When you think of Johnny Depp it’s hard not to think of Tim Burton — the movie star and director tandem have worked on seven feature films together — but with the success of “Rango” it may be time to more carefully consider the collaboration of Depp and Gore Verbinski, the soft-spoken popcorn auteur who has now made four movies with the actor since 2003 and is now preparing a fifth.
Depp says the two directors will never be mistaken for each other, but that they do share a certain skill for making the real world feel especially animated and making animated worlds reach for an unexpected reality. Depp made three “Pirates of the Caribbean” films with Verbinski and the two will reunite (after considerable turbulence in the corner offices of Disney) for the 2013 revival of “The Lone Ranger,” but the actor said working with the filmmaker on the animated “Rango” was especially enlightening, just like working with Burton on 2005’s “The Corpse Bride.”
“Gore and Tim are very, very different but there is a similar thing in the incredible arena that they build and that they allow the actors to go into, a place where the actors can feel free to go ape,” Depp said. “They rein it in, hone it and make it special and pay close attention to the details.
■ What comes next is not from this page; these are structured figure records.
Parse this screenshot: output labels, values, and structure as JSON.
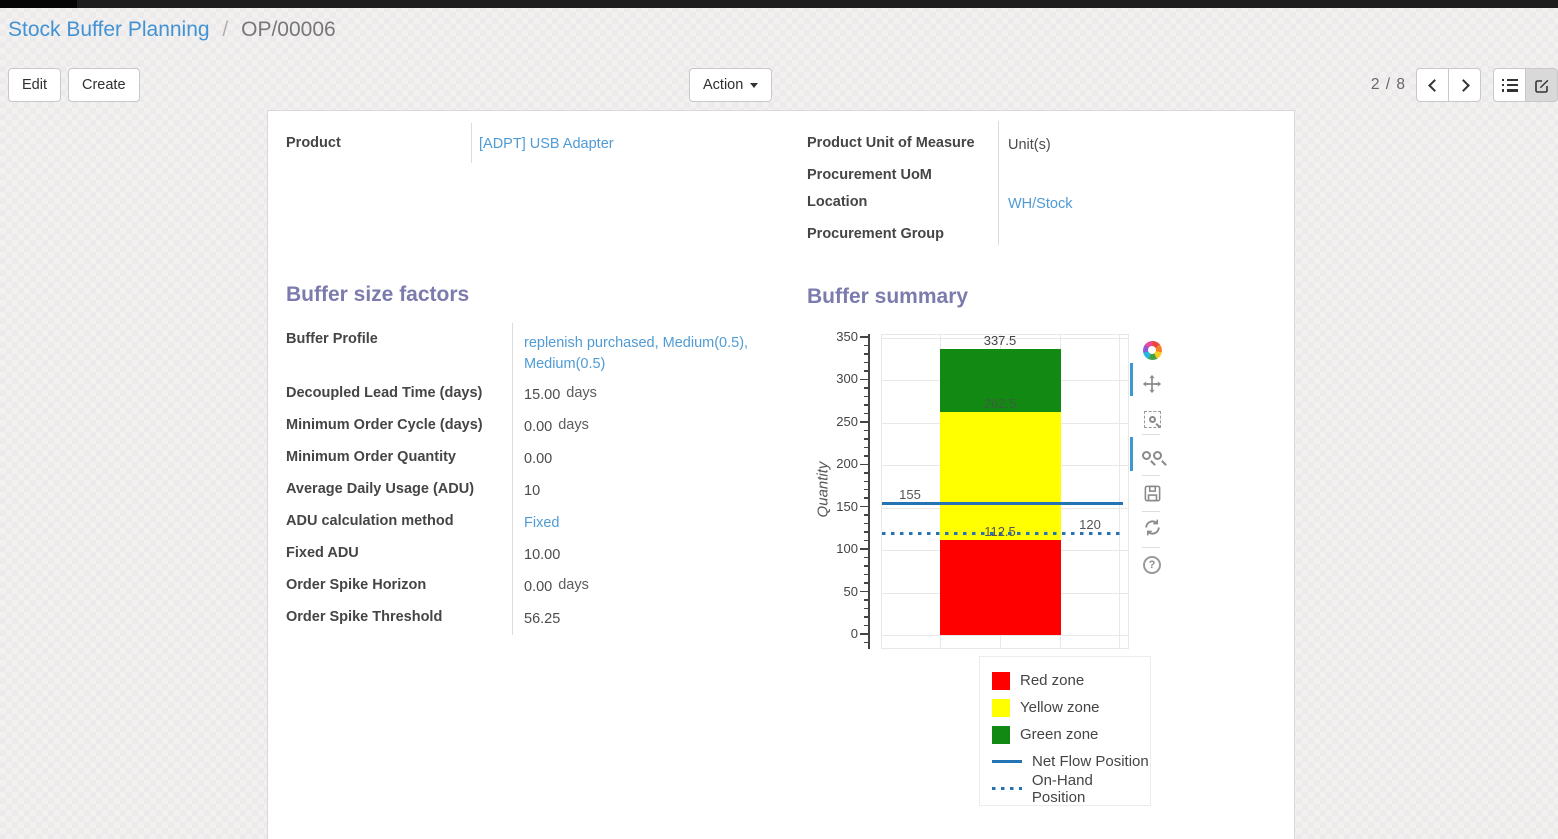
{
  "breadcrumb": {
    "parent": "Stock Buffer Planning",
    "separator": "/",
    "current": "OP/00006"
  },
  "toolbar": {
    "edit_label": "Edit",
    "create_label": "Create",
    "action_label": "Action",
    "pager": "2 / 8"
  },
  "view_switcher": {
    "buttons": [
      "list-view",
      "form-view"
    ],
    "active": "form-view"
  },
  "form": {
    "left_fields": [
      {
        "label": "Product",
        "value": "[ADPT] USB Adapter",
        "link": true
      }
    ],
    "right_fields": [
      {
        "label": "Product Unit of Measure",
        "value": "Unit(s)",
        "link": false
      },
      {
        "label": "Procurement UoM",
        "value": "",
        "link": false
      },
      {
        "label": "Location",
        "value": "WH/Stock",
        "link": true
      },
      {
        "label": "Procurement Group",
        "value": "",
        "link": false
      }
    ]
  },
  "sections": {
    "buffer_factors": {
      "title": "Buffer size factors",
      "fields": [
        {
          "label": "Buffer Profile",
          "value": "replenish purchased, Medium(0.5), Medium(0.5)",
          "suffix": "",
          "link": true
        },
        {
          "label": "Decoupled Lead Time (days)",
          "value": "15.00",
          "suffix": "days",
          "link": false
        },
        {
          "label": "Minimum Order Cycle (days)",
          "value": "0.00",
          "suffix": "days",
          "link": false
        },
        {
          "label": "Minimum Order Quantity",
          "value": "0.00",
          "suffix": "",
          "link": false
        },
        {
          "label": "Average Daily Usage (ADU)",
          "value": "10",
          "suffix": "",
          "link": false
        },
        {
          "label": "ADU calculation method",
          "value": "Fixed",
          "suffix": "",
          "link": true
        },
        {
          "label": "Fixed ADU",
          "value": "10.00",
          "suffix": "",
          "link": false
        },
        {
          "label": "Order Spike Horizon",
          "value": "0.00",
          "suffix": "days",
          "link": false
        },
        {
          "label": "Order Spike Threshold",
          "value": "56.25",
          "suffix": "",
          "link": false
        }
      ]
    },
    "buffer_summary": {
      "title": "Buffer summary"
    }
  },
  "chart_data": {
    "type": "bar",
    "title": "Buffer summary",
    "xlabel": "",
    "ylabel": "Quantity",
    "ylim": [
      0,
      350
    ],
    "ytick_step": 50,
    "ytick_minor_step": 10,
    "grid": true,
    "legend_position": "below-right",
    "zones": [
      {
        "name": "Red zone",
        "from": 0,
        "to": 112.5,
        "color": "#ff0000"
      },
      {
        "name": "Yellow zone",
        "from": 112.5,
        "to": 262.5,
        "color": "#ffff00"
      },
      {
        "name": "Green zone",
        "from": 262.5,
        "to": 337.5,
        "color": "#128912"
      }
    ],
    "lines": [
      {
        "name": "Net Flow Position",
        "value": 155,
        "style": "solid",
        "color": "#2474b5"
      },
      {
        "name": "On-Hand Position",
        "value": 120,
        "style": "dotted",
        "color": "#2474b5"
      }
    ],
    "annotations": [
      {
        "text": "337.5",
        "value": 337.5,
        "align": "bar",
        "color": "#444444"
      },
      {
        "text": "262.5",
        "value": 262.5,
        "align": "bar",
        "color": "#3c603c"
      },
      {
        "text": "112.5",
        "value": 112.5,
        "align": "bar",
        "color": "#555555"
      },
      {
        "text": "155",
        "value": 155,
        "align": "left",
        "color": "#555555"
      },
      {
        "text": "120",
        "value": 120,
        "align": "right",
        "color": "#555555"
      }
    ],
    "legend": [
      {
        "label": "Red zone",
        "swatch": "red-square"
      },
      {
        "label": "Yellow zone",
        "swatch": "yellow-square"
      },
      {
        "label": "Green zone",
        "swatch": "green-square"
      },
      {
        "label": "Net Flow Position",
        "swatch": "solid-line"
      },
      {
        "label": "On-Hand Position",
        "swatch": "dotted-line"
      }
    ]
  },
  "modebar": {
    "icons": [
      "plotly-logo",
      "pan",
      "zoom-box",
      "zoom-in-out",
      "save",
      "reset",
      "help"
    ]
  }
}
So there’s this freedom they both create and an organic approach. Gore amazed me right away with his technical ability … he knows cinema backwards and forward and he’s completely unafraid. When I saw ‘Rango’ I was pretty stupefied — it was unlike anything I had ever seen before.”
Verbinski’s knowledge of cinema was on full display in “Rango,” the first animated feature film from Paramount Pictures and the first created by Industrial Light & Magic, the esteemed visual effects house. In the film, Depp gives voice to a thespian chameleon who ends up in a savage town called Dirt where a six-shooter drama unfolds with nods to “High Noon,” “The Good, the Bad and the Ugly,” “Destry Rides Again” and a dozen other saddlebag classics. With especially scabby characters (like a chicken with an arrow through its eye) and existential subplots, “Rango” was defiantly “un-cute” in this era of animation blockbusters defined by heartfelt appeal and a tidy, toy-driven aesthetic.
More than that, Verbinksi went against the conventional approach of animation today — instead of recording voices from voice actors who worked alone in the studio, he put his ensemble together on a soundstage with a 40-foot-long wooden saloon bar, whiskey glasses and swinging doors and even brought in a chuck wagon to help the cast ground their performance in the dusty territories of their imagination.
More than that, Verbinski sees a new frontier in animation where audacious outlaws may finally win. He said R-rated animation projects (such as David Fincher’s discussed adaptation of “The Goon“) may be pioneer projects to watch.
“There’s so much you can do in animation, and maybe what’s interesting is a movie where you don’t bring your 6-year-old,” Verbinksi said, adding that the the animation legacy of Ralph Bakshi and “Heavy Metal” may be a compass point for Hollywood as far as mature audience ambitions. “You can tell so many stories. I think where it’s going is very interesting if we let it be.”